② いびきが大きい+日中に強い眠気がある
睡眠時無呼吸症候群(SAS)のサインです。就寝中に無呼吸が繰り返されていると、いくら寝ても疲れが取れず、日中に強烈な眠気が来ます。放置すると高血圧・脳卒中・心疾患のリスクが上がります。
③ 睡眠中に足がむずむずして眠れない
むずむず脚症候群(レストレスレッグス症候群)の可能性があります。「足の中が虫が這うような、ムズムズする不快感で眠れない」という症状が特徴で、鉄欠乏や腎疾患が原因のことも。治療で改善します。
④ 睡眠中に足をバタバタ動かす(本人は知らないことが多い)
周期性四肢運動障害(PLMS)の可能性があります。パートナーから「夜中に足が動いている」と言われたことがある方は要注意。

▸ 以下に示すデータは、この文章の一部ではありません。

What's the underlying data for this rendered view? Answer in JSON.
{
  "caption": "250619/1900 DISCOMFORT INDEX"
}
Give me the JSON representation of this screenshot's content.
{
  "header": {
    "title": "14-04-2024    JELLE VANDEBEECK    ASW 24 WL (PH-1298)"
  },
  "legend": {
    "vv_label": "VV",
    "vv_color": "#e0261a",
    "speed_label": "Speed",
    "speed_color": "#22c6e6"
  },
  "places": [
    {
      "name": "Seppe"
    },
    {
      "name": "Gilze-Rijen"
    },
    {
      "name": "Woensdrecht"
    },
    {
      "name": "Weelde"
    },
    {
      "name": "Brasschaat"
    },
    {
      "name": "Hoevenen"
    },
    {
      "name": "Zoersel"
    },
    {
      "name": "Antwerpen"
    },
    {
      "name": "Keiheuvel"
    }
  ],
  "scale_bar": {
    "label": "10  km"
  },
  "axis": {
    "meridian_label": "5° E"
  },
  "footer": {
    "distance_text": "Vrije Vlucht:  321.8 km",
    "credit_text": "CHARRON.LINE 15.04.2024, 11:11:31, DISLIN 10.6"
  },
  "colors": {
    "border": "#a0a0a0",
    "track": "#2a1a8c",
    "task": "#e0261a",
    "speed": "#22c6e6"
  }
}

⑤ 朝4〜5時に目が覚めて気分が落ち込む(2週間以上)
うつ病の典型的な初期症状の可能性があります。睡眠外来と並行して、精神科・心療内科への受診も検討してください。
「普通の不眠」でも受診していい
睡眠外来では何をするか
初診でやること
| 内容 | 詳細 |
|---|---|
| 問診 | いつから・どんな症状・生活リズム・薬の使用状況など |
| 睡眠日誌の確認 | 2週間の就寝・起床・中途覚醒の記録(持参すると◎) |
| 検査の説明 | 必要に応じて検査をすすめる |
必要に応じて行う検査
PSG検査(ポリソムノグラフィ)
入院または自宅での1泊検査。睡眠中の脳波・呼吸・心拍・体の動きを同時に記録します。睡眠時無呼吸症候群の確定診断に使います。
MSLT(睡眠潜時反復検査)
日中の眠気の程度を客観的に測定します。ナルコレプシー(突然眠気が来る病気)の診断に使います。
血液検査
貧血・甲状腺機能・鉄欠乏(フェリチン)など、睡眠障害の背景にある疾患を調べます。
睡眠外来での治療法
認知行動療法(CBT-I)
最もエビデンスが高い不眠治療法です。睡眠薬を使わずに、睡眠に関する「考え方のクセ」と「行動パターン」を修正します。
主なアプローチ:
– 刺激制御法:寝床を眠るためだけに使う
– 睡眠制限療法:一時的に睡眠時間を制限して睡眠効率を上げる
– 認知再構成:「眠れなかったら最悪だ」という考えを見直す
薬物療法
状態に応じて医師が処方します。現在の主流は、依存性が低いメラトニン受容体作動薬(ラメルテオン)やオレキシン受容体拮抗薬(スボレキサント/レンボレキサント)です。かつて主流だったベンゾジアゼピン系は依存リスクがあるため、使用は慎重に。
CPAP療法(睡眠時無呼吸症候群の場合)
睡眠中に鼻マスクをつけて気道に圧力をかけ、無呼吸を防ぐ装置です。多くの患者さんが「翌朝から劇的にスッキリする」と感じる効果的な治療法です。
睡眠外来を探し方・選び方
「睡眠外来」で検索すると、近隣の対応病院が見つかります。内科・神経内科・精神科が対応していることが多いです。
受診前に準備しておくとスムーズなこと:
– 2週間分の睡眠日誌(就寝・起床・中途覚醒時刻)
– 「いつから」「どんな症状か」を簡単にメモしておく
– 現在飲んでいる薬のリスト(市販薬含む)
薬膳×東洋医学からのアドバイス
まとめ
こんな症状があれば睡眠外来へ:
– 2週間以上・週3回以上眠れない
– 大きないびき+日中の強烈な眠気
– 足のむずむず感で眠れない
– 睡眠中に足が動く(本人は知らないことも)
– 早朝覚醒+気分の落ち込み
「我慢しないこと」が睡眠障害の最善の対処法です。睡眠に困ったらぜひ専門家に相談してください。